Ces «scènes atroces» du 18 octobre seraient aussi des «exécutions de condamnés à mort, exécutions auxquelles le médecin était obligé d’assister». Dans sa lecture du journal de Kremer, Robert Faurisson avance cette interprétation. «Parmi les condamnés se trouvent, affirme-t-il, trois femmes arrivées dans un convoi de Hollande: elles sont fusillées43». Le document n’autorise pas cette révision des «scènes atroces». Il ne s’agit pas, dans cette note du 18 octobre, d’une «exécution», mais bien d’une «action spéciale» à laquelle prend part le médecin S.S. d’Auschwitz, sa «11. Sonderaktion», a-t-il écrit.
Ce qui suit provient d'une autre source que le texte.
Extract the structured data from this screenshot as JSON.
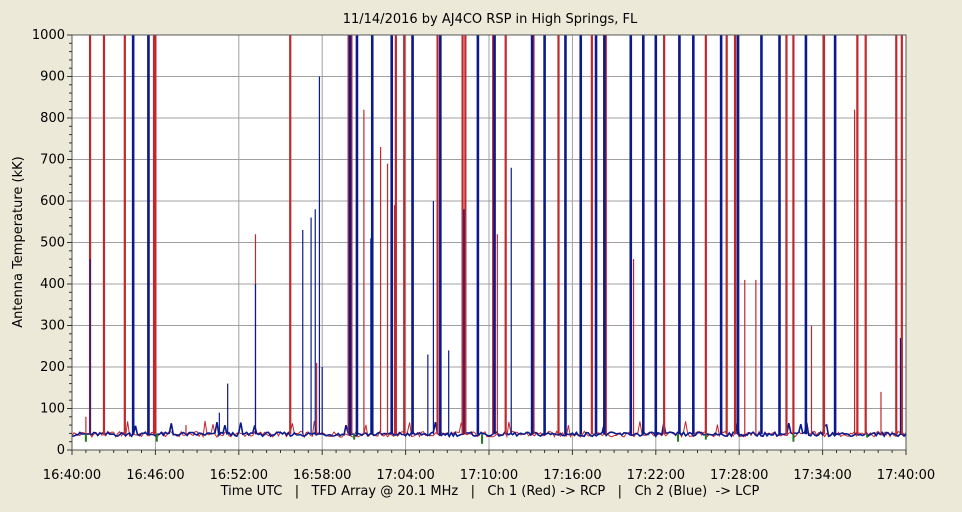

Il n’y a pas, en l’occurrence, de confusion possible avec les «exécutions» mentionnées les jours précédents, les 13 et 17. Elles ne sont pas reprises dans ses comptes «spéciaux». Sa précédente «action spéciale» — la «10. Sonderaktion» — est datée du 12! Dans aucun cas, son journal ne les confond avec sa présence à une «exécution». Au demeurant, cette activité du médecin S.S. d’Auschwitz n’a pas dans ses notes quotidiennes la fréquence des «actions spéciales». Il l’indique pour la première fois au lendemain de sa «10. Sonderaktion». Les «sept civils polonais» exécutés ce 13 octobre provenaient probablement de la prison de Myslowice et avaient été, dans l’attente de leur jugement, internés au bloc 11 du camp principal, la prison du camp du concentration. Un tribunal sommaire y prononçait les sentences, mais il siégeait selon les disponibilités du chef de la police d’Etat de Katowice, le colonel S.S. Rudolf Milner qui le présidait en personne44. On ignore quand il a ordonné les 7 exécutions du 13. Elles datent d’un mardi. Le 17, un samedi, Kremer, quant à lui, assiste de nouveau à «onze exécutions». Et, si l’on suit Faurisson, ce serait le lendemain, un «dimanche matin» — écrit Kremer — que surviendraient de nouvelles exécutions. Les «trois femmes arrivées d’un convoi de Hollande» et exécutées, en même temps que les condamnés à mort de Faurisson n’ont, en tout état de cause, pas pu être condamnées à Auschwitz. Elles y sont arrivées le jour même où Kremer les entend supplier «de leur laisser la vie sauve». C’est le 18 octobre, en effet, que 116 femmes du convoi XXVIII des Pays-Bas ont été immatriculées dans la série de 22669 à 22784. 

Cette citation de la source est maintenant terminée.